Oil prices stabilized on Wednesday as investors closely monitored concerns surrounding crude and fuel supplies. These concerns were triggered by attacks on Russian refineries and the potential escalation of the Israel-Gaza conflict.
At 05:15 GMT, Brent crude futures for June increased by 4 cents to reach $88.98 per barrel, while U.S. West Texas Intermediate (WTI) crude futures for May slightly decreased by 4 cents to $85.11 per barrel. During the previous session, both Brent and WTI experienced a 1.7 percent climb, reaching their highest levels since October.
Read more: Oil prices surge on positive economic outlook, geopolitical concerns
The surge in prices was a result of a drone attack on another Russian refinery, which raised the risk of additional disruptions in the country’s processing capacity, leading to a reduction in gasoline and diesel fuel output. Russia is one of the world’s top three oil producers and a significant exporter of oil products.
Investors are also apprehensive about potential supply disruptions in the crucial Middle East producing region due to possible Iranian retaliation against Israel for an attack that claimed the lives of high-ranking military personnel. Iran, the third-largest producer in the Organization of the Petroleum Exporting Countries (OPEC).
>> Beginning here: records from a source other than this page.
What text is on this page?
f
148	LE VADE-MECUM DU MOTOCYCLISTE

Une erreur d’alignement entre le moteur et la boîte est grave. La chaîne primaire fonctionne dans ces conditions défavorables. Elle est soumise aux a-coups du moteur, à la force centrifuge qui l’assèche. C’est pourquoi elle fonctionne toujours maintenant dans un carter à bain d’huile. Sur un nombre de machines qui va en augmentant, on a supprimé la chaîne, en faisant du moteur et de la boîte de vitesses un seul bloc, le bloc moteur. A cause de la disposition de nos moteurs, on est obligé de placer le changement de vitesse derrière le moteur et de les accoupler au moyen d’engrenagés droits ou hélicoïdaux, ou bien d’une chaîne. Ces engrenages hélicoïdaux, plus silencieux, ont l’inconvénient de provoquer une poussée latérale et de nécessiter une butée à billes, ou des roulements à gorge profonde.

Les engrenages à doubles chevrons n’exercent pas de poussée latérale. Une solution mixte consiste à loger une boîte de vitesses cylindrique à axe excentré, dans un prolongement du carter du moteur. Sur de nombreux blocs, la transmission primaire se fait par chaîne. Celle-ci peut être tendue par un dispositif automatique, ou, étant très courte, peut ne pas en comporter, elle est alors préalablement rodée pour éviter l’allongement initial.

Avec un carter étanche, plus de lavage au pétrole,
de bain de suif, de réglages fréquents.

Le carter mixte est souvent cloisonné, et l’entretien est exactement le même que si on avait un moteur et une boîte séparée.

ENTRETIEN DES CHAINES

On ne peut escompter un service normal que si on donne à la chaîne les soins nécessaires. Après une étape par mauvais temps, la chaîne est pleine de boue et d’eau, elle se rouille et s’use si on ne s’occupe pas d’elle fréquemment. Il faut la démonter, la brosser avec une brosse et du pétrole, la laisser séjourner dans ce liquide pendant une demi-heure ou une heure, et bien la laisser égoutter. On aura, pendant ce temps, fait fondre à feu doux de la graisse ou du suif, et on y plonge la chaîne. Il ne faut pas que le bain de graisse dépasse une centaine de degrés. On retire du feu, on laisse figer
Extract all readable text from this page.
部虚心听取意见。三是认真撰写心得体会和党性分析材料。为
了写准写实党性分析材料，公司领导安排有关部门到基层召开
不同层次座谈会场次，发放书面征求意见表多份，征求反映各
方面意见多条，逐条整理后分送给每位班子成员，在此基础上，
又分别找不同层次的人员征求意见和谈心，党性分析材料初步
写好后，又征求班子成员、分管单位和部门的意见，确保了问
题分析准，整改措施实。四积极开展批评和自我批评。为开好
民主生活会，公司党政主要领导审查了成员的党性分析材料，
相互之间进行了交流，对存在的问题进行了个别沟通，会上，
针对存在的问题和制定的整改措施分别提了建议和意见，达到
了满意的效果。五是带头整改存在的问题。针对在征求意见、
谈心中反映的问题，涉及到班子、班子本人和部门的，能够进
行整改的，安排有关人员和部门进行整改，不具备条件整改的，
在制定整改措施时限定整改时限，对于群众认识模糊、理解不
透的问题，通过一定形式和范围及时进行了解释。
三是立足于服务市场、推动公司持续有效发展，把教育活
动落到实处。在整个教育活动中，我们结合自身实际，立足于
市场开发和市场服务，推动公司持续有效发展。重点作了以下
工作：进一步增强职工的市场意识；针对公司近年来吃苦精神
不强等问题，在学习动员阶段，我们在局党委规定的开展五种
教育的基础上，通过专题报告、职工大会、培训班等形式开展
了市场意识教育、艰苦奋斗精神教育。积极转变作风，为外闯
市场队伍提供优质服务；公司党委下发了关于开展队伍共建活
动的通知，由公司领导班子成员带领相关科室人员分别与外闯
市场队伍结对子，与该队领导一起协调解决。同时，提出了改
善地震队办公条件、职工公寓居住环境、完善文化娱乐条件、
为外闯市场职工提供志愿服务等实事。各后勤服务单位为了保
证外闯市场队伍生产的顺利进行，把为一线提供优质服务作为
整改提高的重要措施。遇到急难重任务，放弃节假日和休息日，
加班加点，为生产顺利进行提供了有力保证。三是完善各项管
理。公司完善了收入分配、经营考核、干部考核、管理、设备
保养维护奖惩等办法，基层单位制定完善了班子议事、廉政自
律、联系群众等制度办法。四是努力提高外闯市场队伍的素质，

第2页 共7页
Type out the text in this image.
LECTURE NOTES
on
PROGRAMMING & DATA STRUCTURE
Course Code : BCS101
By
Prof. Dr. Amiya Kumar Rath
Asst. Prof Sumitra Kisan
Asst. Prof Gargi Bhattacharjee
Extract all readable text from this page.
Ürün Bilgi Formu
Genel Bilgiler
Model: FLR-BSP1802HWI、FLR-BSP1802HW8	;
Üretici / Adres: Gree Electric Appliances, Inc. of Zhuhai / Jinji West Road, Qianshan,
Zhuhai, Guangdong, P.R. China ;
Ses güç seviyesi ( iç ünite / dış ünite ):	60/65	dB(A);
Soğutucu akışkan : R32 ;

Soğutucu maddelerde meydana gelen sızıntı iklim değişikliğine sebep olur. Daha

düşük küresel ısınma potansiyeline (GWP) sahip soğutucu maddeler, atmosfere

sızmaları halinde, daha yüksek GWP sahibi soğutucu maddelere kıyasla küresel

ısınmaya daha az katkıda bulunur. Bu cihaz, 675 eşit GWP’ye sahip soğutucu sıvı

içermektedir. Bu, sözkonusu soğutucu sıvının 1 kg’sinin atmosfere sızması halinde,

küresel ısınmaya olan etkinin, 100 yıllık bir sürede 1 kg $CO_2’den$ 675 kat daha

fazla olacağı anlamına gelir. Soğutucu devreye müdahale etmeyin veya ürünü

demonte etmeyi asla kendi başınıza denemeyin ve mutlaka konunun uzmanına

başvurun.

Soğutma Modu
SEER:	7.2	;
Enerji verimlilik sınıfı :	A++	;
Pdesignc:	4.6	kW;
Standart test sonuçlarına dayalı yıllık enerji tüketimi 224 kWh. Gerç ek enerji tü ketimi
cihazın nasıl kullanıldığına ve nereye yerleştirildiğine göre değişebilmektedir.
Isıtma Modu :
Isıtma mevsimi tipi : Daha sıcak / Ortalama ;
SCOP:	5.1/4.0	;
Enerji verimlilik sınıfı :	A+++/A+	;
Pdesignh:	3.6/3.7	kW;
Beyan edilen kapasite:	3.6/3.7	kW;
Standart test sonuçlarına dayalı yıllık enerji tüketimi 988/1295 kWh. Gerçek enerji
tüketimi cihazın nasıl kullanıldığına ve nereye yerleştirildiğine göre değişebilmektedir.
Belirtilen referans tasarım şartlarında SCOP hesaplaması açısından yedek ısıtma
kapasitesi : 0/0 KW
Yeap Jun Rong, a market strategist at IG, commented that geopolitical tensions continue to generate uncertainty regarding potential supply disruptions. He noted that oil prices have been on an upward trend, reaching a five-month high and maintaining an upward bias.
Supply concerns
Additionally, there are supply concerns related to Mexico’s state energy company Pemex, as it requested its trading unit to cancel up to 436,000 barrels per day of crude exports this month in preparation for processing domestic oil at the newly established Dos Bocas refinery, Reuters reported.
Early indications suggest that oil stockpiles in the United States, the world’s largest oil consumer, are diminishing. Traders reported that data from the American Petroleum Institute indicated a 2.3 million barrel decrease in crude inventories last week, surpassing the 1.5 million barrel drop predicted by analysts in a Reuters poll. U.S. government inventory data is scheduled to be released at 1430 GMT on Wednesday.
According to five OPEC+ sources, a ministerial panel for OPEC and its allies, including Russia, is unlikely to recommend any changes to oil output policies at their meeting on Wednesday, as reported by Reuters.